The Labor policy says the government’s proposed extra $3 billion in childcare spending was included in the 2016 budget and Labor’s plan, costed by the Parliamentary Budget Office, “will be funded by redirecting funding from the government’s scheme over the forward estimates.
“The 2016-17 budget provides around $40 billion for the early education and care system over the forward estimates to 2019-20. Over the forward estimates and over the decade to 2026-27, Labor will invest the same in early education and care as set out in the 2016-17 budget,” the Labor policy says.
The Labor policy also includes a promise of greater transparency and extra powers to investigate unjustified price increases; an extra $50 million for the family daycare system, including flexible options for families; and a $150 million investment towards the professional development of the early education workforce. A Labor government would also make a submission for higher wages in the current pay case.
Labor says services would be required to report fees annually, and the Australian Competition and Consumer Commission would have new responsibility for monitoring childcare fees and reporting on excessive increases.

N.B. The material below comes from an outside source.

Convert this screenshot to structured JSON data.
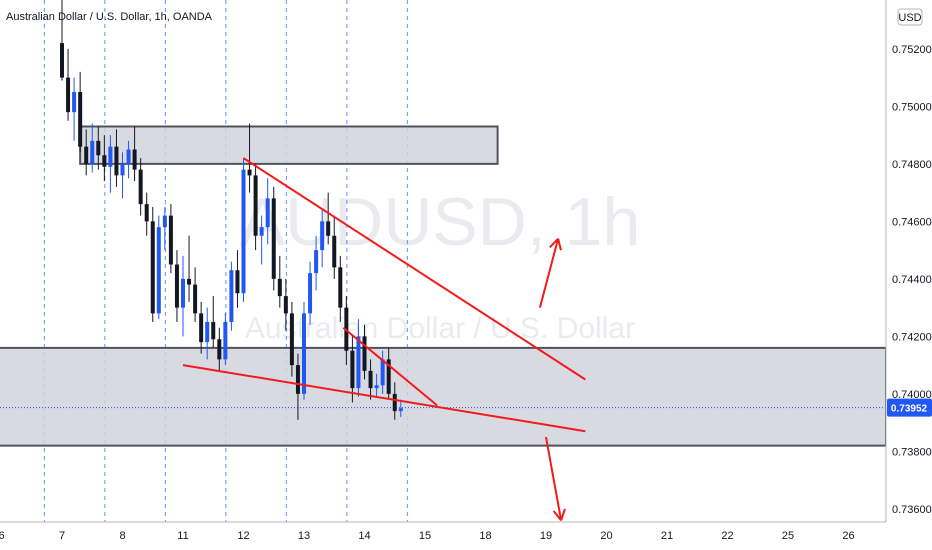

The Labor policy says that in the last three years childcare fees have increased by more than 20% and out-of-pocket costs have gone up. But Birmingham said: “Under the Turnbull government the rate of fee increases has reduced to around 3.6% per year compared to an average of 7.8% per year during Labor’s time in government, which spiked at 12.5% in 2009 after their last effort in this area.”
Labor’s education spokeswoman Kate Ellis said increasing the cap would not have the inflationary effect that an increase in the rate would have. Birmingham immediately said she had admitted that Labor’s tinkering with the system in 2008 – when the rebate was increased – resulted in inflationary pressures on fee increases. She had “failed to guarantee their new promises won’t do the same,” he said.
Shorten said childcare “is much more than a women’s issue. It’s an economic issue. If in this country we’re able to ensure that women are able to participate more equally in the workforce, well, that’ll really kick along the Australian economy.”
Birmingham said the Labor plan would not reform the system. “What Mr Shorten has proposed today is to junk reform to the system in favour of short-term band-aids that just put more money into the existing models which Labor did before when they were last in office.”
Labor says it will work with experts and the sector “to formalise the very best long-term reforms”. But “Labor recognises that families need action and support now – they should not have to wait any longer”.